The conclusion of the Court was as follows:
 Any assessment made by the Commissioner therefore had to be made within the four year period set by s 105-50. It is only an amount which is the subject of a notice of assessment made within the four year period which is payable after the expiration of the four year period (in the absence of fraud or evasion): s 105-50(3)(a) TAA.
The Court may well be correct that s 105-50 has substantive operation. That conclusion is consistent with the approach of the AAT in the context of s 105-55, which provides an equivalent four year limitation period on a taxpayer’s entitlement to recover refunds of overpaid net amounts – see Swanbat Pty Ltd and Commissioner of Taxation  AATA 891 at :
…the time limit imposed by this section is not just a procedural nicety. It has a substantive effect, curtailing the rights of a taxpayer to a refund or payment within four years from the end of the relevant tax period.
A similar finding was made by the Tribunal in Australian Leisure Marine Pty Ltd and Commissioner of Taxation  AATA 620 at :
In my view, s 105-55 of Sch 1 to the Act has substantive effect in that the expiry of the four year time limit extinguishes the right of a taxpayer to notify the Commissioner of an entitlement to the input tax credit. As such the provision certainly denies the entitlement of an entity to an input tax credit. The High Court of Australia has also recognised that taxation legislation which imposes time limits on amending an income tax assessment to have substantive rather than procedural operation: see McAndrew v Federal Commissioner of Taxation  HCA 62; (1956) 98 CLR 263.

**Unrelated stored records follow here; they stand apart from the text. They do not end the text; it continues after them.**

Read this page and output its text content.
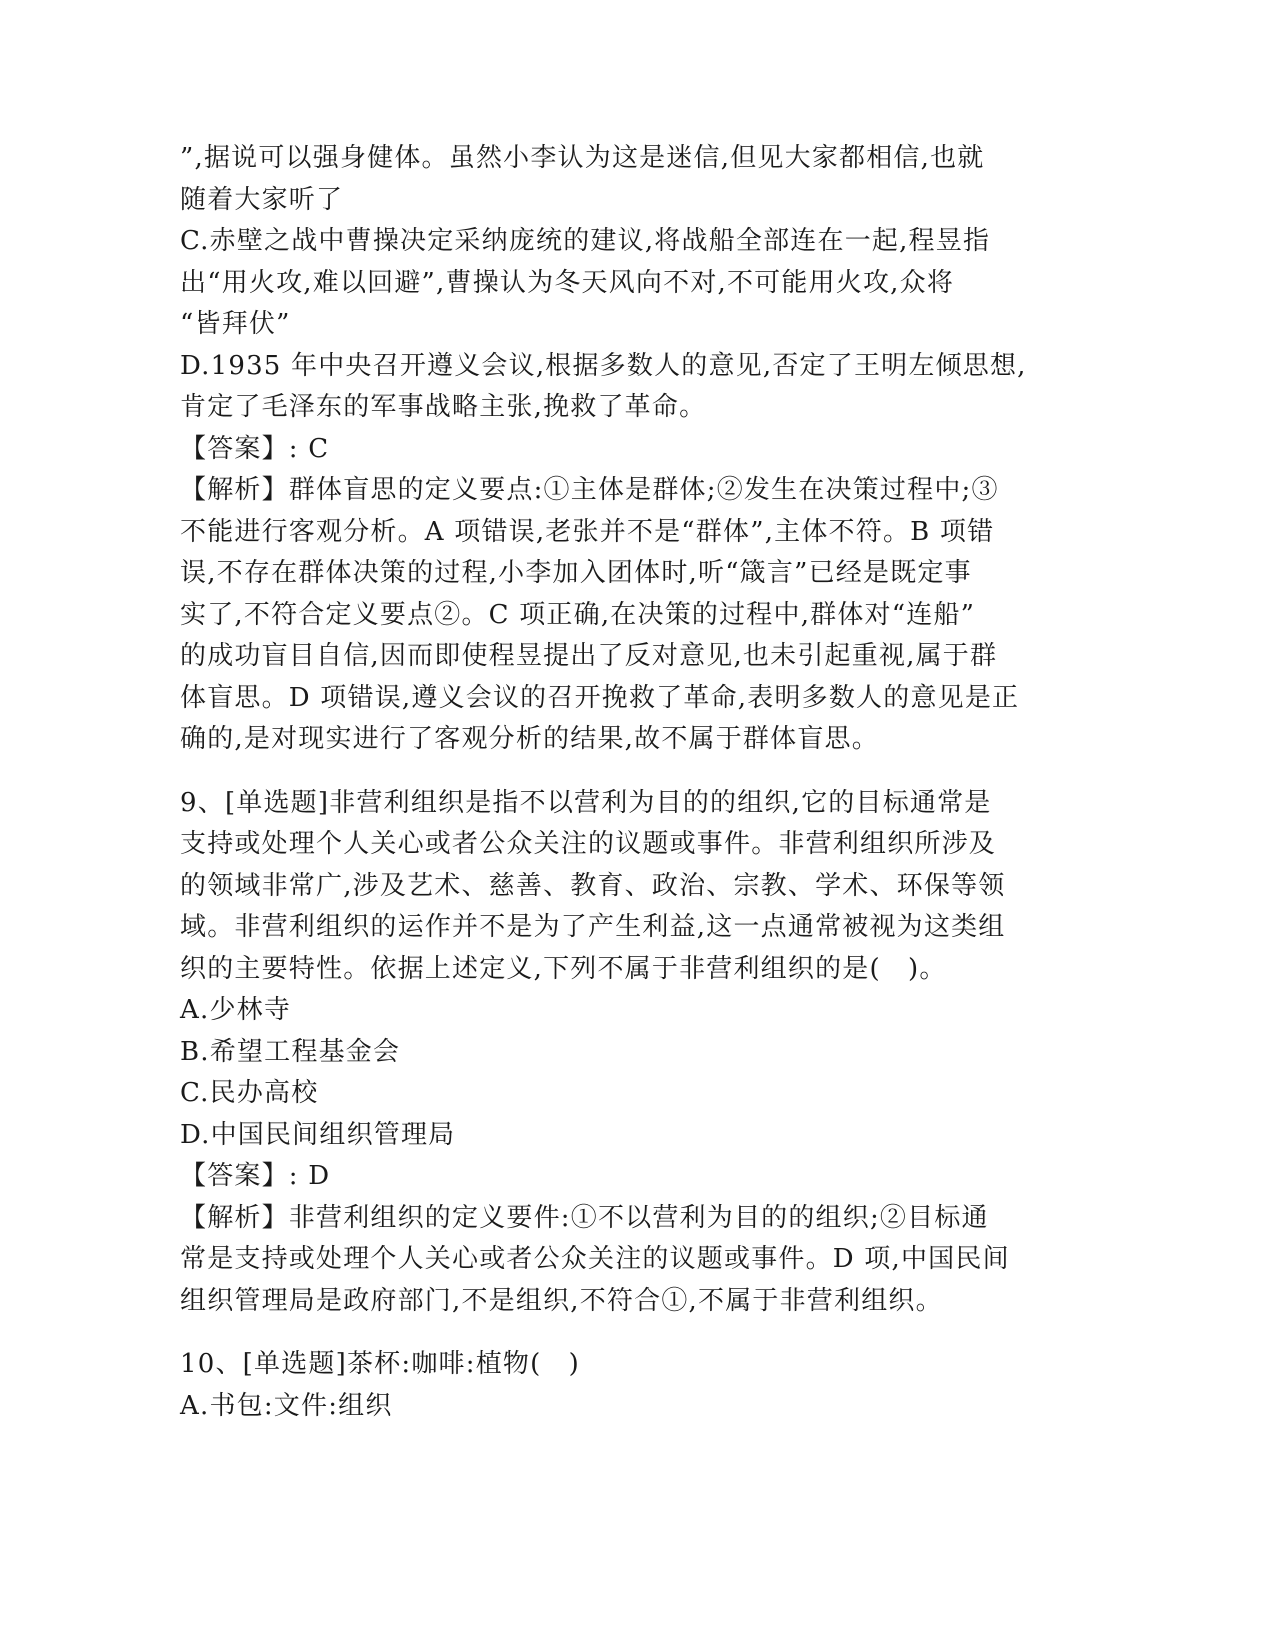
”,据说可以强身健体。虽然小李认为这是迷信,但见大家都相信,也就
随着大家听了
C.赤壁之战中曹操决定采纳庞统的建议,将战船全部连在一起,程昱指
出“用火攻,难以回避”,曹操认为冬天风向不对,不可能用火攻,众将
“皆拜伏”
D.1935 年中央召开遵义会议,根据多数人的意见,否定了王明左倾思想,
肯定了毛泽东的军事战略主张,挽救了革命。
【答案】: C
【解析】群体盲思的定义要点:①主体是群体;②发生在决策过程中;③
不能进行客观分析。A 项错误,老张并不是“群体”,主体不符。B 项错
误,不存在群体决策的过程,小李加入团体时,听“箴言”已经是既定事
实了,不符合定义要点②。C 项正确,在决策的过程中,群体对“连船”
的成功盲目自信,因而即使程昱提出了反对意见,也未引起重视,属于群
体盲思。D 项错误,遵义会议的召开挽救了革命,表明多数人的意见是正
确的,是对现实进行了客观分析的结果,故不属于群体盲思。
9、[单选题]非营利组织是指不以营利为目的的组织,它的目标通常是
支持或处理个人关心或者公众关注的议题或事件。非营利组织所涉及
的领域非常广,涉及艺术、慈善、教育、政治、宗教、学术、环保等领
域。非营利组织的运作并不是为了产生利益,这一点通常被视为这类组
织的主要特性。依据上述定义,下列不属于非营利组织的是(　)。
A.少林寺
B.希望工程基金会
C.民办高校
D.中国民间组织管理局
【答案】: D
【解析】非营利组织的定义要件:①不以营利为目的的组织;②目标通
常是支持或处理个人关心或者公众关注的议题或事件。D 项,中国民间
组织管理局是政府部门,不是组织,不符合①,不属于非营利组织。
10、[单选题]茶杯:咖啡:植物(　)
A.书包:文件:组织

However, the case appears to have been argued on the premise that s 105-50(1) applies if the Commissioner does not issue an assessment before the expiration of four years. An assessment does operate as a “notification” for the purposes of s 105-50(3) so as to stop the limitation period: Cyonara Snowfox Pty Ltd v Commissioner of Taxation  FCAFC 177 at . However, s 105-50(3)(a) does not require the Commissioner to issue an assessment within 4 years – rather, the Commissioner must have “required payment of the amount or the amount of the excess by giving notice to you”. In Brookdale Investments Pty Ltd and Commissioner of Taxation  AATA 154 the Tribunal took a broad view as to what constituted a “notice”(at ):
(i) Section 105-50 of the TAA does not stipulate that any particular formality is required by a notice under the section, provided the notice brings to the taxpayers attention that the Commissioner claims an entitlement to an unpaid net amount: see Federal Commissioner of Taxation v Prestige Motors Pty Ltd  HCA 39; (1994) 181 CLR 1 at 14;
(ii) Section 105-50 of the TAA is directed at providing notice, not a formal claim or demand. All that is required by s 105-50 of the TAA is to bring to the taxpayer’s attention that the Commissioner is of the view that there is an unpaid net amount. That is, all that s 105-50 of the TAA requires is sufficient information to be given to the recipient of the notice that the Commissioner is claiming an amount is due in respect of a particular tax and for a specified period: see Revlon Manufacturing Ltd v Federal Commissioner of Taxation (1995) 96 ATC 4301 at 4053;
While the Commissioner did not issue an assessment until after the four year period had expired, the Commissioner may have given some other “notice” prior to the expiration of four years that fell within the terms of s 105-50. If that was the case, one would expect the Commissioner to raise that matter in making a decision on the objection.